Ho sempre trovato che lo sport, e più precisamente le arti marziali, diano una forte sicurezza e fiducia in sé stessi. Trovare il proprio “perché” sportivo è una soddisfazione che poche cose possono dare. Trovare la propria pratica sportiva non rappresenta solo uno sfogo, un aiuto a vivere la quotidianità in un tentato stato di quiete, ma è soprattutto una ricerca continua di automiglioramento, tecnico e personale.
Meritare una nuova cintura in un'arte marziale, riuscire a giocare un'intera partita dello sport che si pratica, sentirsi parte di una squadra o essere considerati fondamentali o insostituibili sono tutte ancore di forza che non danno solo coraggio e confidenza per la vita di tutti i giorni, ma ci aiutano a esplorare, vivere e affrontare le più diverse situazioni in cui potremmo trovarci. Con tanti sport, per me la giocoleria non è stata la prima scelta e, anzi, non era proprio in lista. Mi sono avvicinato ai Nunchaku all'età di 17 anni e da lì, dopo qualche tira e molla, in un paio d'anni ho iniziato a praticarlo assiduamente. Piano piano, ho adorato la forma tecnica che un'arte marziale può insegnarti in relazione a quella che è considerata un'arma, ma che per me rappresenta qualcos'altro.

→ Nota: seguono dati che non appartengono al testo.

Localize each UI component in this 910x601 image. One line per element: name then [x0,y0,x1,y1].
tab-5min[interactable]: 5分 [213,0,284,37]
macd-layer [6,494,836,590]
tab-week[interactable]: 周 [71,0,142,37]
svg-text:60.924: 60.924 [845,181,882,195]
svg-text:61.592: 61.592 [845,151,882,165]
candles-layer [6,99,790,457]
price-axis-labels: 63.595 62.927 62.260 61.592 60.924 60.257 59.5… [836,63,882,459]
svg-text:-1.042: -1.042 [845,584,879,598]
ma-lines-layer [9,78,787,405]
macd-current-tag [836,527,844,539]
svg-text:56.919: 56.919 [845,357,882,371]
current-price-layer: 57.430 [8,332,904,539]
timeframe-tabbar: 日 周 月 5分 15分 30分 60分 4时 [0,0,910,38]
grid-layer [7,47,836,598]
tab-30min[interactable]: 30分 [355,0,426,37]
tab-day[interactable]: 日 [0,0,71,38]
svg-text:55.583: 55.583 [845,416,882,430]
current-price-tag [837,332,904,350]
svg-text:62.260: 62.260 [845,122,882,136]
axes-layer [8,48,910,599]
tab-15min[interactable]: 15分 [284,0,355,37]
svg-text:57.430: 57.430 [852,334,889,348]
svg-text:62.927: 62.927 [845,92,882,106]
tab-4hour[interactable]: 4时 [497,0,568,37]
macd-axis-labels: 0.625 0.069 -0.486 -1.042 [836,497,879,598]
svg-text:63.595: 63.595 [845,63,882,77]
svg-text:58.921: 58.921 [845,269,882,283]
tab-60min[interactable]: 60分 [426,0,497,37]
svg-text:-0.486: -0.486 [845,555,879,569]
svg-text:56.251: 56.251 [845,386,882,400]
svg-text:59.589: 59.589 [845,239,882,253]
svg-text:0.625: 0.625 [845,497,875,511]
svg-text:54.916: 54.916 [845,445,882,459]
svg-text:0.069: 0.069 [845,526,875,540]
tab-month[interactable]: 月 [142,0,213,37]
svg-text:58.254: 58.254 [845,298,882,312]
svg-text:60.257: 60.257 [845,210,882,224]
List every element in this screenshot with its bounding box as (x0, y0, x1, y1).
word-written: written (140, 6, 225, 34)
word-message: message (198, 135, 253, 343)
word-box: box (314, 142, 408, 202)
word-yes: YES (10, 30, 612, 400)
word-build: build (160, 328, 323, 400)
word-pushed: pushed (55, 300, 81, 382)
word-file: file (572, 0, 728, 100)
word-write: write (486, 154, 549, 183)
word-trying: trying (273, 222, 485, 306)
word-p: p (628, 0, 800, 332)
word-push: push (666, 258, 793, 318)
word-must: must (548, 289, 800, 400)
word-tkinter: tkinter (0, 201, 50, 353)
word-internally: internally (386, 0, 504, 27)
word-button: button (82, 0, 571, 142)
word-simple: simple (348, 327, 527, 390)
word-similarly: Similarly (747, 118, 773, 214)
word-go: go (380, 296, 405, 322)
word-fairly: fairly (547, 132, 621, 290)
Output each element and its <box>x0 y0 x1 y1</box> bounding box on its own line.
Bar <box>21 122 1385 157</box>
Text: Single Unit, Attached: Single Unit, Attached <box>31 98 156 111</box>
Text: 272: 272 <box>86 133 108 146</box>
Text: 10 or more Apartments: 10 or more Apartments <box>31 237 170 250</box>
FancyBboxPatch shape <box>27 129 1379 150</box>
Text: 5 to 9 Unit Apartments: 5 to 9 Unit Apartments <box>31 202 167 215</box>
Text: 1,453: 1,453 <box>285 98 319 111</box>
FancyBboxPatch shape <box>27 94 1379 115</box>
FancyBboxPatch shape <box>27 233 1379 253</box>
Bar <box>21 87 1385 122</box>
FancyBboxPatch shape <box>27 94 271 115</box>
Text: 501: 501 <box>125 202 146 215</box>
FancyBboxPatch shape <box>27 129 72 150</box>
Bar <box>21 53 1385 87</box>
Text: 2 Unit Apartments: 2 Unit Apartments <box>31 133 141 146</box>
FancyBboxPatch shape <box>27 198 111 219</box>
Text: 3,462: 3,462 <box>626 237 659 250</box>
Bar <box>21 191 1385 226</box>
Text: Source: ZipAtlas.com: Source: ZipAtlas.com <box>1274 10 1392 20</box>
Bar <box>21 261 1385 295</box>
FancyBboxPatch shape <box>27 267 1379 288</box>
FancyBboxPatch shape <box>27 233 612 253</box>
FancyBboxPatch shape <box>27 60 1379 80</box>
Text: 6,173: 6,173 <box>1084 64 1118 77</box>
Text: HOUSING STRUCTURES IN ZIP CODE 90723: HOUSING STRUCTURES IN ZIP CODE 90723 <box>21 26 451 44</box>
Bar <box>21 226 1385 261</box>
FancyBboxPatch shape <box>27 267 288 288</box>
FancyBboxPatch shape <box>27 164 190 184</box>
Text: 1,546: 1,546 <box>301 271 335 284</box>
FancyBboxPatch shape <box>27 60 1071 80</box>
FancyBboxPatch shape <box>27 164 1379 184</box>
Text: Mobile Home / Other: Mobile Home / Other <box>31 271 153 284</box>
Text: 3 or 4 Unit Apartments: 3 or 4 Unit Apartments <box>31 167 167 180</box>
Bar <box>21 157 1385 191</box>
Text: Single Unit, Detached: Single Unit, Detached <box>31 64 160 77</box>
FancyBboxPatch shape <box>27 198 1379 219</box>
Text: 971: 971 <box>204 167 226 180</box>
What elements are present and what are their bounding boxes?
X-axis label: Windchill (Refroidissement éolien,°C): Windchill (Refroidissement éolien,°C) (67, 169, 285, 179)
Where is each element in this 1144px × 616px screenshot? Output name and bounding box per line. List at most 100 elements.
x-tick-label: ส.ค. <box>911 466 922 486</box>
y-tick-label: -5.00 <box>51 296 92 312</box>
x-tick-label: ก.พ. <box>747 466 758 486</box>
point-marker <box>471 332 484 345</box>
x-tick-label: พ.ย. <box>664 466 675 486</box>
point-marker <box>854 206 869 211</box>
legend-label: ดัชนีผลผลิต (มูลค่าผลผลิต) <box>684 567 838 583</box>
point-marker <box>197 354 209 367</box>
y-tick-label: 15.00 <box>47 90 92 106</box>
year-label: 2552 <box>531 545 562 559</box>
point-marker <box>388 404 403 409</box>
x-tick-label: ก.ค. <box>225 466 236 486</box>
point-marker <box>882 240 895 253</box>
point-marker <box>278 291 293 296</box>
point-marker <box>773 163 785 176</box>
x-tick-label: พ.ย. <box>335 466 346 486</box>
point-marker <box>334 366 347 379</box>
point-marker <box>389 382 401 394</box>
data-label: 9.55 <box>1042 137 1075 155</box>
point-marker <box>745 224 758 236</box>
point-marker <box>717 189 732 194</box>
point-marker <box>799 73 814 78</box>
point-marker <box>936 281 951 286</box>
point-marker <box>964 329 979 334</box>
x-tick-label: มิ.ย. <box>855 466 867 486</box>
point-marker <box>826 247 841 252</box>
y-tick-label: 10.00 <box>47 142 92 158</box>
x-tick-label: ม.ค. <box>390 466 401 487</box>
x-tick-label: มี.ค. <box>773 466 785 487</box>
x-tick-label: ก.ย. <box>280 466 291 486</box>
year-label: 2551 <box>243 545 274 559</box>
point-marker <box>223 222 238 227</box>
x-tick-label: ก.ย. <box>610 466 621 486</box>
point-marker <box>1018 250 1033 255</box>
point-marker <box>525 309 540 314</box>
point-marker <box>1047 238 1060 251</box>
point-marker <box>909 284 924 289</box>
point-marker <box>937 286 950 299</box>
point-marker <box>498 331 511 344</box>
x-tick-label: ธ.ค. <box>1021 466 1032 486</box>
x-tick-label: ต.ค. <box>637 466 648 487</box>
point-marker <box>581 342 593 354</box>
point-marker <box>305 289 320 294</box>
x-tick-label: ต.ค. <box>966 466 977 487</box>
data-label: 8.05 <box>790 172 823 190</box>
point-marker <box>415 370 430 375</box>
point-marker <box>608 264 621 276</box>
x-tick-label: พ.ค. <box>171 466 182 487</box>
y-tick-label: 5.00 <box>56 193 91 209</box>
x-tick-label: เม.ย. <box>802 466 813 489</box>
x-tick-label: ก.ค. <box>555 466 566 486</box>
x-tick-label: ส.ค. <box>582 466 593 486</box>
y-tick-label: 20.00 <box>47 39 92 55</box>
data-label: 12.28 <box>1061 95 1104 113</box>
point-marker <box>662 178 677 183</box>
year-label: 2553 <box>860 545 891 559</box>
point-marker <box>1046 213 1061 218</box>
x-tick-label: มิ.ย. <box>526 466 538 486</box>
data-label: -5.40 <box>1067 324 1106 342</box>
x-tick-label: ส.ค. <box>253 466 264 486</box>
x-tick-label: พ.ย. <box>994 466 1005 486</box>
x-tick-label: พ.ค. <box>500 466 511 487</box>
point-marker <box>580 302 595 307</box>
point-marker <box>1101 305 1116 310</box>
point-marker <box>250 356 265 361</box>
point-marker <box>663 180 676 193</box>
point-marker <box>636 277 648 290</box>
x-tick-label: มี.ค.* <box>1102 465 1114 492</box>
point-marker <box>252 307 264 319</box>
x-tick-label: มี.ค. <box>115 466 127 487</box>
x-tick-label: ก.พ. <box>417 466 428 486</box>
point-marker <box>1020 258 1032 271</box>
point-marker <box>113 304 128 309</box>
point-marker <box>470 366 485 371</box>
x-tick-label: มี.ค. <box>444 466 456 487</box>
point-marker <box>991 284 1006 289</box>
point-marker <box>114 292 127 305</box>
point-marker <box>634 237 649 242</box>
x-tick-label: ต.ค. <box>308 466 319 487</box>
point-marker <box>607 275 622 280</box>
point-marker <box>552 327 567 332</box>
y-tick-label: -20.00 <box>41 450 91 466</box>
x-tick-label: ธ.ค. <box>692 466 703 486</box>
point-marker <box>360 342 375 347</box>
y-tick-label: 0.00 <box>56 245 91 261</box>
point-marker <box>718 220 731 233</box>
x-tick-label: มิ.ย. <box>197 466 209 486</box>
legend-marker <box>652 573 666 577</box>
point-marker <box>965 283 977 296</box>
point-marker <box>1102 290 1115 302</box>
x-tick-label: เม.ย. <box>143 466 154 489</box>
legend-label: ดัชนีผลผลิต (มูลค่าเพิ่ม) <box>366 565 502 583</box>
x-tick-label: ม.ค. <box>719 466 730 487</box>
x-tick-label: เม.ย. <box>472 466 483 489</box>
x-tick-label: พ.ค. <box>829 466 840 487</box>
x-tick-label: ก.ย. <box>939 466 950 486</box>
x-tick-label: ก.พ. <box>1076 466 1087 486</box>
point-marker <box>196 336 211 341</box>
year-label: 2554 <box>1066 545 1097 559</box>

Il Nunchaku e altre "armi" hanno, purtroppo, questa accezione perché è l'unico uso che se n'è fatto per anni, mentre il mio scopo è quello di unire e portare l'arte marziale nella giocoleria e viceversa.
Ho provato a farlo in varie occasioni e nel 2018/2019 ho partecipato al mio primo torneo di Nunchaku, una competizione che vedeva partecipanti da varie nazioni del mondo e che mi ha permesso di confrontarmi con persone che per me erano leggende in questo campo. Alcuni dei migliori praticanti avevano il loro nome vicino al mio e questo, oltre che fonte di orgoglio, era per me anche un grande stimolo a dare il meglio.
Quell'anno i partecipanti erano poco oltre i 200 e, dopo un anno di impegno, sono arrivato in finale, al 7° posto a pari merito con il 6°. È difficile dimenticarlo, anche perché quel risultato non mi ha deluso. Come dicevo, alcuni dei nomi più importanti erano vicino al mio e questo mi ha obbligato a continuare e pretendere di più. Infatti, io credo che solo chi si ferma perde realmente. L'anno dopo ecco una nuova occasione. Questa volta poco meno di 400 partecipanti, persone che provenivano dalle esperienze più disparate: chi veniva dalla giocoleria, chi dall'arte marziale e chi, semplicemente, partecipava perché era attratto dal fascino di quest'arte.
Arrivare in finale non è stata la cosa più difficile, ma è stato molto impegnativo unire il percorso di formazione professionale che stavo seguendo all'Istituto Cavazza agli allenamenti. Ho praticato trovando il mio spazio tra una lezione e l’altra, negli orari più stretti e, spesso, nei momenti più freddi di quel lungo autunno e inverno. Ore su ore in cerca della sequenza che mi dava soddisfazione e, alla fine, tentativo dopo tentativo, ho raggiunto il mio obiettivo. Ho vinto il torneo con tanta fatica e passione, un risultato che ancora oggi mi lascia quella forte soddisfazione di aver fatto qualcosa che mi ha reso fiero di me. Non ho parlato mai a nessuno della mia disabilità prima di vincere, non volevo che qualcuno potesse avere favoritismi o che la mia vittoria potesse essere sminuita da qualche avversario. E così, sono rimasto in silenzio fino alla fine.
Condivido questa esperienza per incoraggiare chi ha una passione a seguirla, coltivarla e farla crescere, a prescindere da quali difficoltà fisiche possa avere. Alcune cose sembrano impossibili se non vengono "viste" da angolazioni diverse e, quando finalmente ci si riesce, il proprio percorso sembra più chiaro e i passi più sicuri.